Greed Magazine
- Editor: Kurt Sayenga
- Categories: music, comics, and culture
- Frequency: 2x/year (varied)
- Publisher: Bleak House
- First issue: Late Winter 1986
- Final issue Number: 1989 6
- Country: United States of America
- Based in: Washington, D.C.
- Language: English

= Greed Magazine =

Greed Magazine was a music, comics, and culture periodical published in Washington, D.C., by Kurt Sayenga from 1986 to 1989. It lasted six issues, and included interviews with Robyn Hitchcock, Los Bros Hernandez (creators of Love and Rockets), Sonic Youth, Bob Burden (creator of Flaming Carrot and Mystery Men), Rites of Spring, and Chester Brown (creator of Yummy Fur).
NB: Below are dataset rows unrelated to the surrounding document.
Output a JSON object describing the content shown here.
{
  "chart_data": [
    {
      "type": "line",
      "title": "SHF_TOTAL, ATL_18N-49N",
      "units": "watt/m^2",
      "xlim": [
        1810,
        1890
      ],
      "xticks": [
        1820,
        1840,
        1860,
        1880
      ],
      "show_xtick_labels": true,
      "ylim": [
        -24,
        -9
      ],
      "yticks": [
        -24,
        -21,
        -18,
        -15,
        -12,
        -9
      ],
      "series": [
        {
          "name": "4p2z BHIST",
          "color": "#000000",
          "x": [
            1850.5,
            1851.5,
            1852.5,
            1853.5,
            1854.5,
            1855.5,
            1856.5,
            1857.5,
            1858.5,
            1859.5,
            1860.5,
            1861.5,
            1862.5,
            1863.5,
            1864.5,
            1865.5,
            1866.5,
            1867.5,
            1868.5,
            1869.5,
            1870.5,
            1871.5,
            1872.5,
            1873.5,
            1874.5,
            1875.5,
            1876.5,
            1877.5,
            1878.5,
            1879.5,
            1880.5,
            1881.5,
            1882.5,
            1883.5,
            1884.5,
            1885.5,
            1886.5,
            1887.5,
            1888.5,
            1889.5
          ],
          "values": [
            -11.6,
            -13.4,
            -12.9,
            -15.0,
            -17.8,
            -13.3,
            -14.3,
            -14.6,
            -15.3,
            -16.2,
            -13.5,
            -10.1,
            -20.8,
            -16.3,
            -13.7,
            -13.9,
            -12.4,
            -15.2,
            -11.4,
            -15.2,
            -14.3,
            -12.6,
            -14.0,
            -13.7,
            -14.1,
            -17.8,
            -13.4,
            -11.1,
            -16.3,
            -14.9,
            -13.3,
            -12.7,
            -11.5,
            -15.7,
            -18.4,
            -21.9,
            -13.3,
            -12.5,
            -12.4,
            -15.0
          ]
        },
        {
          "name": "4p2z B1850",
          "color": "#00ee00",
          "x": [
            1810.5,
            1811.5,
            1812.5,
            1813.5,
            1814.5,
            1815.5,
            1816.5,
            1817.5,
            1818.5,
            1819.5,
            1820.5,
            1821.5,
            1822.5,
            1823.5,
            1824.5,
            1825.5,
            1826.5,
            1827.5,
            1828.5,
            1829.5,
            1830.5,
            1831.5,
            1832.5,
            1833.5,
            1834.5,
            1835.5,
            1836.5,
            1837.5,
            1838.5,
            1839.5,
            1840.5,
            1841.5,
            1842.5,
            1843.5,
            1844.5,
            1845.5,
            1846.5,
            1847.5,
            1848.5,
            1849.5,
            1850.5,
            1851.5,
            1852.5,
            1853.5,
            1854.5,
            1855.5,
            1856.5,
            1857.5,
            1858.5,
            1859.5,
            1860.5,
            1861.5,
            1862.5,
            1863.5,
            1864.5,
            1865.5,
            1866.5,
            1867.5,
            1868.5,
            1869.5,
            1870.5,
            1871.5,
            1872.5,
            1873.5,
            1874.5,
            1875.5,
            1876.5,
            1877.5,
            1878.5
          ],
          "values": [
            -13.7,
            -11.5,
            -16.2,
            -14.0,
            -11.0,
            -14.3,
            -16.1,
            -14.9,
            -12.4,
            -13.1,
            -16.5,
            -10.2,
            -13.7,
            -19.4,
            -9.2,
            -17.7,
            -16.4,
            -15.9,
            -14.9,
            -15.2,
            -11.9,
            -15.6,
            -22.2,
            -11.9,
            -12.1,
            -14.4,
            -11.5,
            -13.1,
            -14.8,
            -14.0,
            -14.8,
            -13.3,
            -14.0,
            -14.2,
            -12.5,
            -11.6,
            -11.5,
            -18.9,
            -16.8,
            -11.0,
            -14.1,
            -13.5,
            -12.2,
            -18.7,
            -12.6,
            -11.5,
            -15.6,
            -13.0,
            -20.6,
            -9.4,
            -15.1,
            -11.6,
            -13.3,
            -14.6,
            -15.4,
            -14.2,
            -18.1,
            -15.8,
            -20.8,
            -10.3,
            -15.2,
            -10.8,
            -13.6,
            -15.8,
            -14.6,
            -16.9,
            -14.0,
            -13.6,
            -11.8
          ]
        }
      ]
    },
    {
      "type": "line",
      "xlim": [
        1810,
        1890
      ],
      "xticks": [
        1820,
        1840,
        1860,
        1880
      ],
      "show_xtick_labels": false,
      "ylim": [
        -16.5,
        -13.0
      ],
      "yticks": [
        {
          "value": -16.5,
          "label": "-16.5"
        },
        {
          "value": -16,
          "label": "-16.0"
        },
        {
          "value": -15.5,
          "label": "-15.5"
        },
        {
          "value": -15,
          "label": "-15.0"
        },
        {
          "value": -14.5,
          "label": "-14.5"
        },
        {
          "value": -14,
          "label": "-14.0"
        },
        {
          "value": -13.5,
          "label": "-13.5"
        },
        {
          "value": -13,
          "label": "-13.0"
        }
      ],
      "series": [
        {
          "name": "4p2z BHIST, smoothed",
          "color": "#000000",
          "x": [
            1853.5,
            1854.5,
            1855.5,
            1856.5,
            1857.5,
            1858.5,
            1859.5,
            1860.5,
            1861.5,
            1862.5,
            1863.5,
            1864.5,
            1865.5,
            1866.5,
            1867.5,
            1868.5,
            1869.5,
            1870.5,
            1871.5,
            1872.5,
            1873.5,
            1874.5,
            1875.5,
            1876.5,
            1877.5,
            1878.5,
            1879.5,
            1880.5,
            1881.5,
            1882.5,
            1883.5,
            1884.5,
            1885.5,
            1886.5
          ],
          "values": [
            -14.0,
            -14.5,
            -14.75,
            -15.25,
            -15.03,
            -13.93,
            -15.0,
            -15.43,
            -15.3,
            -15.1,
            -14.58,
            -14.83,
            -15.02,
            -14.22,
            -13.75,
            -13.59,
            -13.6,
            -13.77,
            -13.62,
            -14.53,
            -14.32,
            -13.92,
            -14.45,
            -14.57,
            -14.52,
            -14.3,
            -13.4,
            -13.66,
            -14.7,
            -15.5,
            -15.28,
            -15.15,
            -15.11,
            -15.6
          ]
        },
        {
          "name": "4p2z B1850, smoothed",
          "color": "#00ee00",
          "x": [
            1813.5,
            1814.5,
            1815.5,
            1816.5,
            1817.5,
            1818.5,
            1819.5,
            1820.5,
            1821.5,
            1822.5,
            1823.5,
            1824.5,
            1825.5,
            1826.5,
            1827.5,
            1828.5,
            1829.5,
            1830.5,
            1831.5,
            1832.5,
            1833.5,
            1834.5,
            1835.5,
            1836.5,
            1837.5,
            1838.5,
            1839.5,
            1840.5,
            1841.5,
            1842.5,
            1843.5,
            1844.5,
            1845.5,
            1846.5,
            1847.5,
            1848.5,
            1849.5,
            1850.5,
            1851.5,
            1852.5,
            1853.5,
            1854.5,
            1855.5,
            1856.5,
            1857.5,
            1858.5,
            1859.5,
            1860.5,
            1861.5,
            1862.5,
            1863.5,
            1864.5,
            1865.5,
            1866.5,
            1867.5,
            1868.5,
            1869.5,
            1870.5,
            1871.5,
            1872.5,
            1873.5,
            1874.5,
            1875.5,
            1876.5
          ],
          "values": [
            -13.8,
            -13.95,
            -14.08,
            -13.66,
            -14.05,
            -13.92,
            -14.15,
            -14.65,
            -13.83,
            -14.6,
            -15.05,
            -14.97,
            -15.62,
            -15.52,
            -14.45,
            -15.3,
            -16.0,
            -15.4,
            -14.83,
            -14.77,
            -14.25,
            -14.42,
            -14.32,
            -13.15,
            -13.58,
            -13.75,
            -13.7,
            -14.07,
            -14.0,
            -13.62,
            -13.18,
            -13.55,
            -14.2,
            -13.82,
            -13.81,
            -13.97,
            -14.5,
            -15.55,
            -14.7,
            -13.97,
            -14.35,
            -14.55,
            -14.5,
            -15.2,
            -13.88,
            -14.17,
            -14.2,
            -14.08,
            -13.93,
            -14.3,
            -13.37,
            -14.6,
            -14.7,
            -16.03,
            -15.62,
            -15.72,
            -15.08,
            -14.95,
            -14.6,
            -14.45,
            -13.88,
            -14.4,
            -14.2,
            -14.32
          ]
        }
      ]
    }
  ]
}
The magazine also published the first appearance of Evan Dorkin's popular creations Milk and Cheese, which spawned a comic as well as T-shirts, lunch boxes, and refrigerator magnets.

== Publication history ==
The first three issues (Late Winter, 1986; Spring, 1987; Fall, 1987) were entirely black and white, with covers by Peter Hayes, while the last three featured color covers, done respectively by Charles Burns, Los Bros Hernandez, and Bob Burden.